More than half of the respondents in a poll by The Voice of Afro-Caribbean football supporters aged between 19 and 53 said they refused to back the two British teams in the international tournament. Some said they backed teams with the largest contingent of black players, such as Holland and France, but they preferred even Germany, which had no black players, to England.

One respondent felt so strongly that he hailed Gareth Southgate's crucial penalty miss as "the foot of God". Another complained that there were insufficient black players in the England side, saying: "Les Ferdinand should have been there. They only used Ince. That wasn't right. Regardless of the strategic validity, or not, [of Terry Venables's decision] it is the visual image that counts."

Herman Ousley, chairman of the Commission for Racial Equality and the Advisory Group Against Racism and Intimidation (AGARI), which tackles violence in football, insisted that the subject must be debated in a wider context. Why, he asked, did so many Scots, for example, celebrate the England defeat?

Mr Ousley believes some blacks turned their backs on the England side for fear of what would follow an England victory. "What was natural patriotism turns to nationalism and becomes tinged with xenophobia as part of the jingoism. A lot of people feel they have been at the sharp end of that sort of diatribe. What was most worrying for them is: 'Should England win this Euro 96 it will be neverending."

He added: "Blacks would undoubtedly identify with teams with more black players.
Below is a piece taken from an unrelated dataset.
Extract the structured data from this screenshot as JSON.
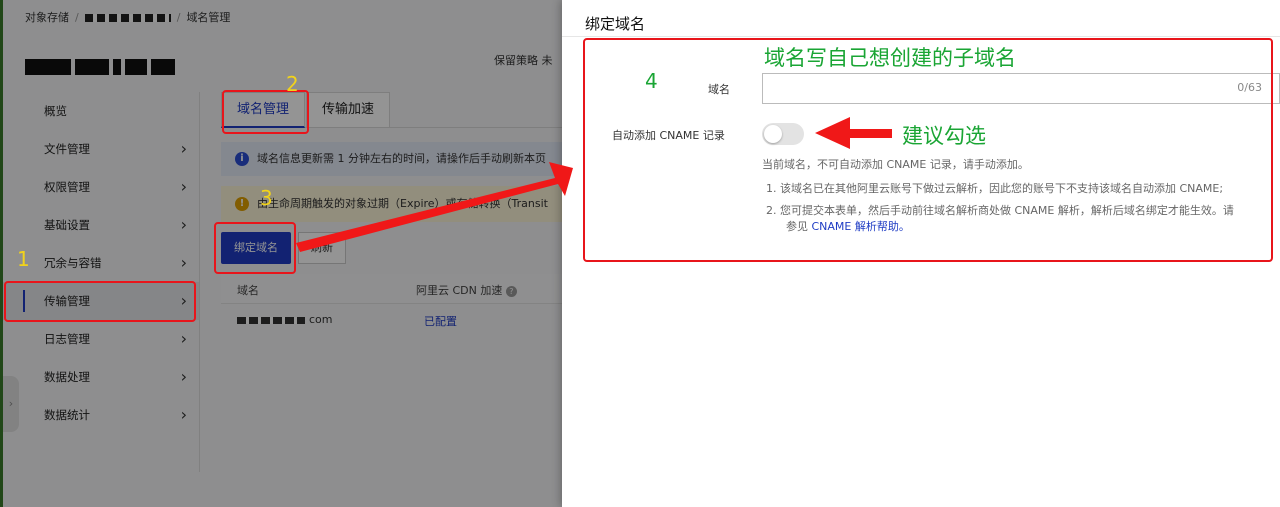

It's very natural when they feel there isn't the same representation that they can empathise with within the national football side."

The survey again raises the question: "What does it mean to be British?" and recalls the infamous "cricket test" proposed by Lord Tebbit. In 1990 the former cabinet minister told the Los Angeles Times that "a large proportion of Asian immigrants would fail this test of British nationality." It was, he said, an "interesting test". "Are you still harking back to where you come from - or supporting where you are?" A nation is a nation "for what it shares in common", he said.

His views had not changed yesterday: "It could be applied to the English in Australia, the Spanish in America ... it doesn't matter. The question is: 'Are people integrated?' Do people wish to integrate into the society in which they live or do they wish to live in a ghetto.

Blacks should, he argued, follow the Jewish example. "The Jewish population has answered the question very clearly by working in the country they lived in and adapting its values. It integrates while maintaining its own identity. Others should look to the same idea."

The choice is simple, according to Lord Tebbit. "Do you deal with it [the "problem"] by integrating or by going into a ghetto. People have to make up their own minds. If you look at athletics one sees mainly ethnic teams and I fancy that most of the blacks who are in athletics for Britain are proud of carrying that flag. The fact that you don't find terribly many white runners in many events, that's one of those things isn't it? Presumably they've selected the best. For me there are two criteria: one, do you wish to integrate. Two, do you select on merit. I'm in favour of integration and merit.

"If you say it [integration] hasn't happened yet, I'd point out that it was a long time after central and eastern Europeans arrived here before they found themselves in government coping with sneering idiots saying there were more Estonians than Etonians in Margaret Thatcher's government."

Scotland was free to support whoever it liked, and it said nothing of a British identity crisis, he said. "In football there isn't a United Kingdom team. Who you support after your first country is up to you. I happen to have been born in Middlesex. That doesn't mean to say I wouldn't have a view on whether Yorkshire or Lancashire should win the county championship."

Ainsley Harriot, the black celebrity chef, felt there would have been room for a few more black faces "just to balance it". He suspects a "little bit" of discrimination in selection does occur adding that it is no accident that blacks are more successful in individual than team sports. "I know Ian Wright for instance, and I talk to him about it. He said there's a real bonding between the lads themselves but it's upstairs at the at chairmanship level where they are very protective about what they want their club to be. That generation thinks that way perhaps."

And did Ainsley support England when he went to Wembley for the semi-finals? "Of course. I've been born here. There's no denying it." But when it comes to cricket it's different. "I originate from Jamaica and I'm very proud of my roots. My cousin is the [former] West Indian wicket-keeper Jeffrey Dujon, so I always support the West Indies in cricket."